It has been known for a long time and is well documented in the literature to apply electrically conductive and infrared reflecting tin oxide layers on substrates such as, for example, glass. The preparation of such electrically conductive and infrared reflecting tin oxide layers applied as coatings on substrates is oftentimes accomplished by pyrolytic decomposition of liquid preparations. These liquid preparations essentially contain one or several base tin compounds and one or several suitable fluoride-containing doping compounds.
A large number of publications and patents are in existence which are directed to such electrically conductive and infrared reflecting tin oxide layers which are coated onto substrates. The same applies for the liquid preparations for the preparation of such tin oxide layers.
According to the prior art, the preparations referred to are usually applied to the substrate, such as glass, in a spray-atomizing procedure, the substrate, e.g., the glass, having been previously heated. This results in pyrolytic or pyrogenic decompositions of the compounds contained in the preparations and, in turn, in the deposition on the substrate of the electrically conductive and infrared reflecting tin oxide layers which, thus, become bonded to the substrate.
The electrical conductivity is generated by fault points in the respective tin oxide layers, the fault points being formed for the most part by the added doping agents. In this manner, fault point terms or donor terms are produced only slightly below the conduction band through which, if necessary with slight energy expenditure, electrons can be brought into the conduction band. This, however, is not the case with respect to pure, undoped tin oxide because of the prohibited zone which is present between valence band and conduction band.
Electrically conductive pigments are necessary to generate electrical conductivity or properly to adjust the anti-static properties of a variety of solid and liquid technical products such as, for example, plastics, lacquers, paints, papers, toners and textiles. In addition to metal powders and graphite, which necessarily cause a dark dyeing of such technical products, semi-conductors in powder form are used for this purpose. In so doing, it is desirable to employ semi-conductor pigments which have not only high electrical conductivity or low specific resistance, but which also are as white as possible or at least have a light color and are of fine grain size.

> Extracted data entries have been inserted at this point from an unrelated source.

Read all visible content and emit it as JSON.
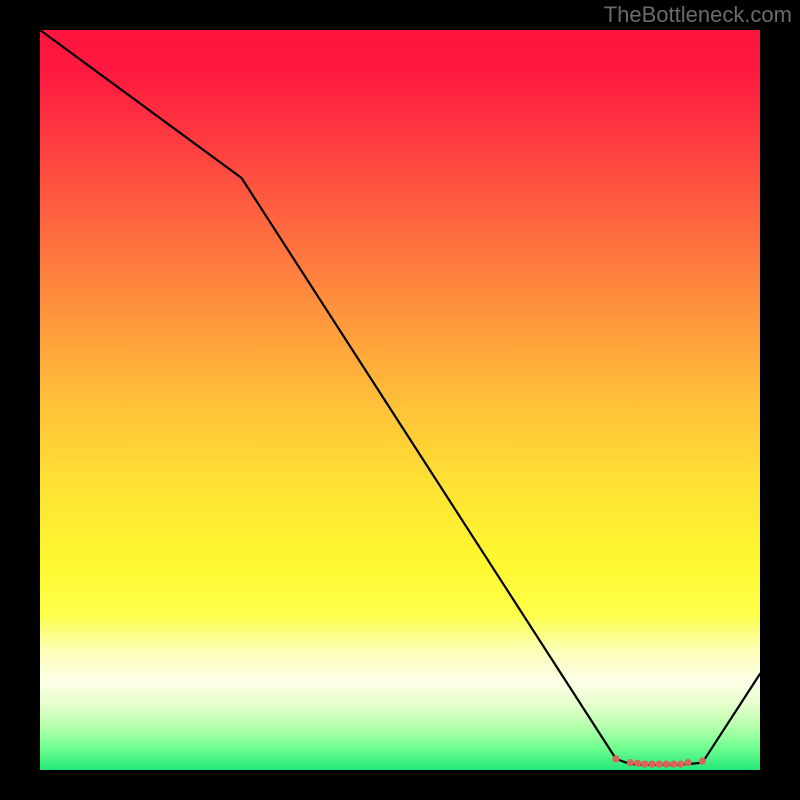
{
  "watermark": "TheBottleneck.com",
  "chart_data": {
    "type": "line",
    "title": "",
    "xlabel": "",
    "ylabel": "",
    "xlim": [
      0,
      100
    ],
    "ylim": [
      0,
      100
    ],
    "grid": false,
    "legend": false,
    "series": [
      {
        "name": "curve",
        "x": [
          0,
          28,
          80,
          82,
          84,
          86,
          88,
          90,
          92,
          100
        ],
        "y": [
          100,
          80,
          1.5,
          0.8,
          0.7,
          0.7,
          0.7,
          0.8,
          1.0,
          13
        ]
      }
    ],
    "markers": {
      "x": [
        80,
        82,
        83,
        84,
        85,
        86,
        87,
        88,
        89,
        90,
        92
      ],
      "y": [
        1.5,
        1.0,
        0.9,
        0.8,
        0.8,
        0.8,
        0.8,
        0.8,
        0.8,
        1.0,
        1.2
      ],
      "color": "#d9645a"
    },
    "annotations": []
  },
  "colors": {
    "curve_stroke": "#000000",
    "marker_fill": "#d9645a",
    "watermark": "#6b6b6b"
  }
}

For the indicated purpose it is known to use conductive tin oxides which are doped with antimony. Such antimony doped tin oxides have been used directly and applied on carrier materials such as, for example, titanium oxide. However, such electrically conductive tin oxides have several disadvantages. Due to the doping with antimony, such conductive tin oxides, dependent on the antimony content and the annealing temperature, have a blue color of varying intensity. Moreover, antimony oxide-containing tin oxides as, indeed, generally all antimony oxide-containing materials, carry with them certain health and environmental risks and are therefore not favored at the workplace.